GAA coach caught with cannabis claims he was used by 'major gangland criminal'
A GAA coach, who was “targetted” and used by "a major gangland criminal”, has lost an appeal against his seven year sentence for possessing more than half-a-million euros worth of cannabis.
Father-of-four David Gill (40), from The Pines, Leopardstown Road in the capital had pleaded guilty at Dublin Circuit Criminal Court to possessing €560k worth of cannabis for sale or supply at three locations in Dublin on August 22, 2013.
He was sentenced to seven years imprisonment by Judge Martin Nolan on July 29, 2014.
Dismissing Gill's appeal today, the Court of Appeal held that his seven-year sentence was not excessive.
Speaking on behalf of the three-judge court, Mr Justice Alan Mahon said that during a garda surveillance operation, Gill was stopped in a white van on the Kylemore Road in which 8.5kg of cannabis herb was found worth €171,000.
At a follow-up search of a lock-up, 19.5kg of cannabis resin was found worth €389,000, Mr Justice Mahon said and at his home, €30,000 in cash was found hidden in a pool table.
Counsel for Gill, Pauline Walley SC, said her client was described by an experienced drugs-squad garda as “a safe, disposable man for a major gangland criminal”.
This man was described as a “high ranking criminal” and a “major figure” who was “respected in the criminal fraternity”, Ms Walley said.
She said Gill had been “targetted” and "used" as somebody who had never come onto the garda radar before and who had been active in the local community.
The garda accepted that Gill had been put under fear, Ms Walley said, and fear was his human frailty.
Gill had a lengthy involvement in sport, Mr Justice Mahon said, and had been appointed coach of a local club in 2010.

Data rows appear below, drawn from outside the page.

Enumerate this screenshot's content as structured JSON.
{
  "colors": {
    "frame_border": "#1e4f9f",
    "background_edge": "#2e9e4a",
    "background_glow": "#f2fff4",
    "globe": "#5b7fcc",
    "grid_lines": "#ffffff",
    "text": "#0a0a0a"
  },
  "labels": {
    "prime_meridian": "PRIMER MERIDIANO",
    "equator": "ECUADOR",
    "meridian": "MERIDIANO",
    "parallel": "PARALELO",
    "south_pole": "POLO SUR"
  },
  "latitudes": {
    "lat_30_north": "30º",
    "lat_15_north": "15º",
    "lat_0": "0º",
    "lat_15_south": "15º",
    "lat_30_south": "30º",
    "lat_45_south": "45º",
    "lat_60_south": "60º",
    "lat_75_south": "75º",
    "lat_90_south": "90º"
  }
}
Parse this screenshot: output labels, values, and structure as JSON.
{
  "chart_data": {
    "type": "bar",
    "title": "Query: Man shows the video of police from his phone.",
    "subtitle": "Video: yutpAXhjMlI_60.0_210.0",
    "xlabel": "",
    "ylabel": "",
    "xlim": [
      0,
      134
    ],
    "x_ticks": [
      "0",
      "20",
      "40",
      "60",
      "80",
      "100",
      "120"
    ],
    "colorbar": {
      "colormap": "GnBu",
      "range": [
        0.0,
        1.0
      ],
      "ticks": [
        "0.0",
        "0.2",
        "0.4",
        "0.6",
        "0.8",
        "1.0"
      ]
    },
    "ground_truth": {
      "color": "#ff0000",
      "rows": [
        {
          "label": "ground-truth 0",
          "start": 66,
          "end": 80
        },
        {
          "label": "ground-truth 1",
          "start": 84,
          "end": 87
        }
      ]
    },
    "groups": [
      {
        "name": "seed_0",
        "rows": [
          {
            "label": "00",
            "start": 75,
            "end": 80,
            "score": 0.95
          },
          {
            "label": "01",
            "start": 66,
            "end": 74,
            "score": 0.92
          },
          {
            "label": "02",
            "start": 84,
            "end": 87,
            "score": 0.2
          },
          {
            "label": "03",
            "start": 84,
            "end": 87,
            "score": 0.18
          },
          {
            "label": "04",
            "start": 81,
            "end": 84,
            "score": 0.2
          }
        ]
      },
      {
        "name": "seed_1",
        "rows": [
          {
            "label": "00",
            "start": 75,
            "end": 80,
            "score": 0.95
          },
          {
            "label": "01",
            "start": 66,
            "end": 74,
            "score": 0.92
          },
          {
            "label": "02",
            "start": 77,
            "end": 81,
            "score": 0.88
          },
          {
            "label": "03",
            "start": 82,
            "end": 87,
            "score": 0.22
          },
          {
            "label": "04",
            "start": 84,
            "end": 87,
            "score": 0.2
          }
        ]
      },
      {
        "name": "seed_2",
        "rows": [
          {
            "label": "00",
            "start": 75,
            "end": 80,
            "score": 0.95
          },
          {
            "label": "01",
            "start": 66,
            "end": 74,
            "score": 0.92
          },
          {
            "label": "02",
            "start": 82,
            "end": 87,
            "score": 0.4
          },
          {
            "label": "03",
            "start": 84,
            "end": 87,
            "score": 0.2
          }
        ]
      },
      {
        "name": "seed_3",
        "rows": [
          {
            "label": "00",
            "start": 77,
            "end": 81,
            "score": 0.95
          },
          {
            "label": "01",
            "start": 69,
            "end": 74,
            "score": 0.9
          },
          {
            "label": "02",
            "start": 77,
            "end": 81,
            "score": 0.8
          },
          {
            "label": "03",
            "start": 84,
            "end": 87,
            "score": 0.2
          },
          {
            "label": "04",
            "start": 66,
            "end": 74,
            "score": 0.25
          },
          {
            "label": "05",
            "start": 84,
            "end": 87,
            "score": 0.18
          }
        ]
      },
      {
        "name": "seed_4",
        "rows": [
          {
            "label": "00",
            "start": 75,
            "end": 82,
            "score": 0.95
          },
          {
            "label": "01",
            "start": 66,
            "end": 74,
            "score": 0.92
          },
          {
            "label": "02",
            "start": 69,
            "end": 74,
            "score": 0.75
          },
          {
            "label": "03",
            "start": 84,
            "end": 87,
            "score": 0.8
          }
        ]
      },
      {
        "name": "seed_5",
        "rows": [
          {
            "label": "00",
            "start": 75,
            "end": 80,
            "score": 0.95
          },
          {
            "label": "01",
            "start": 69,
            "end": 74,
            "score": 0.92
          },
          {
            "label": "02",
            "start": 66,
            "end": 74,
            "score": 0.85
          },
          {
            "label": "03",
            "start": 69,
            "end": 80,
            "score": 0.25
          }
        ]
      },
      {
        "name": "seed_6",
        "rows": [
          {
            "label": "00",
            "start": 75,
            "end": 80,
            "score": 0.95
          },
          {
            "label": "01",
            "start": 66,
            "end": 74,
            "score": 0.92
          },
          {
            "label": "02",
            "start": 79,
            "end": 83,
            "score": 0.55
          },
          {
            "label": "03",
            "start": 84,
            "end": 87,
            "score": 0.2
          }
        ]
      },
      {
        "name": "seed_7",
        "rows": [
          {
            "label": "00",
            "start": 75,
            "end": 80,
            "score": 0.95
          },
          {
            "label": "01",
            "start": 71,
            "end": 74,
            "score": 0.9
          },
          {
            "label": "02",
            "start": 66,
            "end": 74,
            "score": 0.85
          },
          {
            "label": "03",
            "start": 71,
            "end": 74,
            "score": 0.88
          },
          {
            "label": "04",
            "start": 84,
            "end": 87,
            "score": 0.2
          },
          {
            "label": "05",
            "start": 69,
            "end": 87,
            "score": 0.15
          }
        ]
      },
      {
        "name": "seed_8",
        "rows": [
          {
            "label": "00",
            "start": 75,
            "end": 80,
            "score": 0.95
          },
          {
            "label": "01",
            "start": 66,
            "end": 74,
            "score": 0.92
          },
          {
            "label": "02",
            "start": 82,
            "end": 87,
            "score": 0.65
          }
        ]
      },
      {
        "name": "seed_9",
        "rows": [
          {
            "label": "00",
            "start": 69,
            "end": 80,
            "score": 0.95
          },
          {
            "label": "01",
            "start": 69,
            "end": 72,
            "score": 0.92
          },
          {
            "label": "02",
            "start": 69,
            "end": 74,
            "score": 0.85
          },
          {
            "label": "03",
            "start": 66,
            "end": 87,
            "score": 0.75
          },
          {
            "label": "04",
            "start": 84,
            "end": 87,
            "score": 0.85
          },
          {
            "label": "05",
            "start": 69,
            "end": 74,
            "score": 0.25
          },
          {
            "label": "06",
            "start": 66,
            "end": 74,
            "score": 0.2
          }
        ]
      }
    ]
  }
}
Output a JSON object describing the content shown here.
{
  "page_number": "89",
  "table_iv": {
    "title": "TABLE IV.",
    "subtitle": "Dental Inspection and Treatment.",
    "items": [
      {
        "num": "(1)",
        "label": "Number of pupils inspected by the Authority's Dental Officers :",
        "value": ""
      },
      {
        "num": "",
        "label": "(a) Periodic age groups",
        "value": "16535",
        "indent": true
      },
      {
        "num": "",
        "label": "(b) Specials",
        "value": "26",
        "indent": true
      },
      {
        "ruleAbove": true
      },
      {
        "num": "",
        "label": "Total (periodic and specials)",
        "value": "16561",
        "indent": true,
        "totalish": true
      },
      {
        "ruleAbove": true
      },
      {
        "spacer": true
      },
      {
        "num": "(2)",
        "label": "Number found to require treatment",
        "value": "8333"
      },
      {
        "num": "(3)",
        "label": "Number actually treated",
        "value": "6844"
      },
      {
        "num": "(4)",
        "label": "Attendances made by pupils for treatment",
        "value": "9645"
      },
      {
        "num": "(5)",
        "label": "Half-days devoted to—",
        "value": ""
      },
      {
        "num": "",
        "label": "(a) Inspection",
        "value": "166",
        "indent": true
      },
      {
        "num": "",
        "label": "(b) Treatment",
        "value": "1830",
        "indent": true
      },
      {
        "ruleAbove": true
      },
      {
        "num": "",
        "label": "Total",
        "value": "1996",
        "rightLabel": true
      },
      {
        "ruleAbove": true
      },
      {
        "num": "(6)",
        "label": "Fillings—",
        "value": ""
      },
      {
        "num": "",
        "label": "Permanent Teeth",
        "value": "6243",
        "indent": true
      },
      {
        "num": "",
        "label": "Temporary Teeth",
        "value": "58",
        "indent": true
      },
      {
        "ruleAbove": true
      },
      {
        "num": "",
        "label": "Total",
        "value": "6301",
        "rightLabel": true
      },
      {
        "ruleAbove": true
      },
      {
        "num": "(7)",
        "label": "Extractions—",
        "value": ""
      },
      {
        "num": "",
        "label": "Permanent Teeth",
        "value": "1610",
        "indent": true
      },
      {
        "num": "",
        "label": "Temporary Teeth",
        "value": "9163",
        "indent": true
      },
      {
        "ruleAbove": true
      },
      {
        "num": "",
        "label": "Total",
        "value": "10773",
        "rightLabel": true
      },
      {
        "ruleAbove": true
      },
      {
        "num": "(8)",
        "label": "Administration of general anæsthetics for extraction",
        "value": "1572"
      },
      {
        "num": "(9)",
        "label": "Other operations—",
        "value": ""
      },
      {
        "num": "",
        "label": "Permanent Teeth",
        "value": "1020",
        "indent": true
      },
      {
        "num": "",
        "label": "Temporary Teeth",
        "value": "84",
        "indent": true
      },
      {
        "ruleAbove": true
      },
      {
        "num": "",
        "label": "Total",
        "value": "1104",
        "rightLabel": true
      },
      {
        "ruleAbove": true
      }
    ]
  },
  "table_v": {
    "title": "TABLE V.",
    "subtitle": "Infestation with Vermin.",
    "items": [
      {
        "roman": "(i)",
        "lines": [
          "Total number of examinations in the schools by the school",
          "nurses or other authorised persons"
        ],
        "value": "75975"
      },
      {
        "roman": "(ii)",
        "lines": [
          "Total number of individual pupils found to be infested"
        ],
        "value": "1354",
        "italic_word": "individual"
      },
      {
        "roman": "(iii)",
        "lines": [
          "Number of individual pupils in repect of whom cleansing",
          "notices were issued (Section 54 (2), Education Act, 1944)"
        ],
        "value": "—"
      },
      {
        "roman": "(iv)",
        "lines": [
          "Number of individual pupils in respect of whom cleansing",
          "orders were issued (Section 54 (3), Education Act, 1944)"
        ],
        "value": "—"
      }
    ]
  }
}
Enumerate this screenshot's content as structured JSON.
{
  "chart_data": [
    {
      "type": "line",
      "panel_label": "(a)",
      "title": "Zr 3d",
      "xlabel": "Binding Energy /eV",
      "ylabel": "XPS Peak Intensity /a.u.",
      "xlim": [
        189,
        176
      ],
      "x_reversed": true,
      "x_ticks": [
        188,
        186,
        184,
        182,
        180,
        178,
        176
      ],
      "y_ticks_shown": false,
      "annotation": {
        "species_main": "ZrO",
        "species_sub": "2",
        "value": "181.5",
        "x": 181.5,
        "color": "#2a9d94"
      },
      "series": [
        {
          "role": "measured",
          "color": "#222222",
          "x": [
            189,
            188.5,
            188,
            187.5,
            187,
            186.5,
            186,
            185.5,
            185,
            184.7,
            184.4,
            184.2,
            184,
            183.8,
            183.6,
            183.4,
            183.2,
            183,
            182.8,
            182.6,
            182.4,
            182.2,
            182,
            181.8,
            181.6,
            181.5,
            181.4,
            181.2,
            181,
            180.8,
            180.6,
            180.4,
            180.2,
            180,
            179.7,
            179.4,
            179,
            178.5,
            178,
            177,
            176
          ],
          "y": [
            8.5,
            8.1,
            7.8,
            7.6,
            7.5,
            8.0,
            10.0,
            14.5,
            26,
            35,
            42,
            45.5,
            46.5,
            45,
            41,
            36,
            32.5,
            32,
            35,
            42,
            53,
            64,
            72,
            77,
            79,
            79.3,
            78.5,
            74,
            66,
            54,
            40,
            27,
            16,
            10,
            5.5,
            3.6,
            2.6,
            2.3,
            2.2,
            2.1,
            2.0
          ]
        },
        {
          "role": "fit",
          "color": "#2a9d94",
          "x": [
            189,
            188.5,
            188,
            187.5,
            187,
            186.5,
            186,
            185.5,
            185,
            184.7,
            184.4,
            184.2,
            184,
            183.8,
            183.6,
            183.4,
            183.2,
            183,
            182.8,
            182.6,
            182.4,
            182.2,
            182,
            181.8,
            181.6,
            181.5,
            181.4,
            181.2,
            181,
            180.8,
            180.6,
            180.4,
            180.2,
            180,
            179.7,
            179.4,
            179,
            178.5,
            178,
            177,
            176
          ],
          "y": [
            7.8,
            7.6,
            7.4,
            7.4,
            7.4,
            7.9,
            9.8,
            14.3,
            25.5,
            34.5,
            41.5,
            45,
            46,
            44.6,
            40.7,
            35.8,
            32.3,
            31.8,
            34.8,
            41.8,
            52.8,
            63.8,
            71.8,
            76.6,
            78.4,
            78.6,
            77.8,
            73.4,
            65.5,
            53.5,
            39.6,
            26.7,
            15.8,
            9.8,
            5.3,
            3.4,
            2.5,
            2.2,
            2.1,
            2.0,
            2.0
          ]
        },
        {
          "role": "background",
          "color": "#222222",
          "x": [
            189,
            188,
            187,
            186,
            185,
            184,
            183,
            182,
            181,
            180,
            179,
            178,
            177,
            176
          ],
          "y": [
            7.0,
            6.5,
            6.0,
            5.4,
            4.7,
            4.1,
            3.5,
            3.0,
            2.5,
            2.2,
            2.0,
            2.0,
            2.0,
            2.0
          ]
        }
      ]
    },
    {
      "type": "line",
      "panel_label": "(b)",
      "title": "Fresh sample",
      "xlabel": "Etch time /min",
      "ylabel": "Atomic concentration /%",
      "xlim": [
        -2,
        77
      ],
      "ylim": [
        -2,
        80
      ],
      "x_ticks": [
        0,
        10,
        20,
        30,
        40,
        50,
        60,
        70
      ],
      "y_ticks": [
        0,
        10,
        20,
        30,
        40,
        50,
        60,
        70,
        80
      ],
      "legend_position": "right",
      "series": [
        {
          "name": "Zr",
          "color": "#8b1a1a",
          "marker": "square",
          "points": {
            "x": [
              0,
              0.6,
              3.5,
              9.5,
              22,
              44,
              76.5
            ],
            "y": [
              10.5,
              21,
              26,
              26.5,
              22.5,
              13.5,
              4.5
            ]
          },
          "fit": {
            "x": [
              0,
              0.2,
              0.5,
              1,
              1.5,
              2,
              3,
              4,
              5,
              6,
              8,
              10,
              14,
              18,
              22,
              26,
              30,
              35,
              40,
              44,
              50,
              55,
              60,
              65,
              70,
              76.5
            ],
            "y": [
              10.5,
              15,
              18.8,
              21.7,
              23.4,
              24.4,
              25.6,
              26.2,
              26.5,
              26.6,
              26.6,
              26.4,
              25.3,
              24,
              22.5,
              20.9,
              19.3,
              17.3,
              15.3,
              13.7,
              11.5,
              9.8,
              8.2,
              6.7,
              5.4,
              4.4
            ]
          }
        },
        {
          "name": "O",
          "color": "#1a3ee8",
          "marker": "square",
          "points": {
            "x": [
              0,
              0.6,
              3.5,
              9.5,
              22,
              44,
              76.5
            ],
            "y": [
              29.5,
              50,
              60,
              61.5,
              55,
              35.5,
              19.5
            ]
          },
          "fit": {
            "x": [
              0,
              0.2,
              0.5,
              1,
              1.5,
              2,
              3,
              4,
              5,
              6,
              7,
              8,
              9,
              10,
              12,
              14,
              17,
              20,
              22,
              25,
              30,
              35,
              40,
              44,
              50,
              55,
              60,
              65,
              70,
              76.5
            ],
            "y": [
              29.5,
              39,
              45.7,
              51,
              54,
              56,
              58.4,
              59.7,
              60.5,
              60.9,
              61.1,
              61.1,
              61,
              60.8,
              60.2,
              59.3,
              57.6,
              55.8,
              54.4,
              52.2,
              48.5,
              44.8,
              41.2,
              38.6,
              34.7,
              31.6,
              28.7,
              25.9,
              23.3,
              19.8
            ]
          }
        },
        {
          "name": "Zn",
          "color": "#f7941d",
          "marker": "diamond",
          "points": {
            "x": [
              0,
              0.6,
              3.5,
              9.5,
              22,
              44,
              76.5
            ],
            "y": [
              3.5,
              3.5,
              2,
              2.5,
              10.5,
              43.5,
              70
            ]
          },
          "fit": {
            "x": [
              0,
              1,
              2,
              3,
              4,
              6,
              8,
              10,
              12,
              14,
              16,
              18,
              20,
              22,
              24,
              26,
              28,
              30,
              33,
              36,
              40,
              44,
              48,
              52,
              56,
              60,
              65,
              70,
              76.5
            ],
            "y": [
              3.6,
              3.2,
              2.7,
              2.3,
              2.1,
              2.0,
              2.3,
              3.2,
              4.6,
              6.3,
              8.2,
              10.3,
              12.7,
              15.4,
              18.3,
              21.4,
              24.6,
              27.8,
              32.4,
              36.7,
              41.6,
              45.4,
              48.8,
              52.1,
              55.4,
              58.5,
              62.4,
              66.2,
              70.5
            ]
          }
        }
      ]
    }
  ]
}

Mr Justice Mahon said the Circuit Court judge appropriately determined that there were exceptional circumstances in this case which permitted him to depart from the 10 year mandatory minimum sentence for possession of drugs worth more than €13k.
The sentencing judge had mentioned all of the mitigating factors and the likelihood that Gill would not involve himself in criminal activity again, Mr Justice Mahon said.
While seven years was possibly at the upper end for this offence and this offender, Mr Justice Mahon said, the sentence could not be held to be excessive or amounting to an error in principle.
Accordingly, Mr Justice Mahon, who sat with Mr Justice Garrett Sheehan and Mr Justice John Edwards, dismissed the appeal.
There was a large number of family and supporters in court for Gill for the hearing.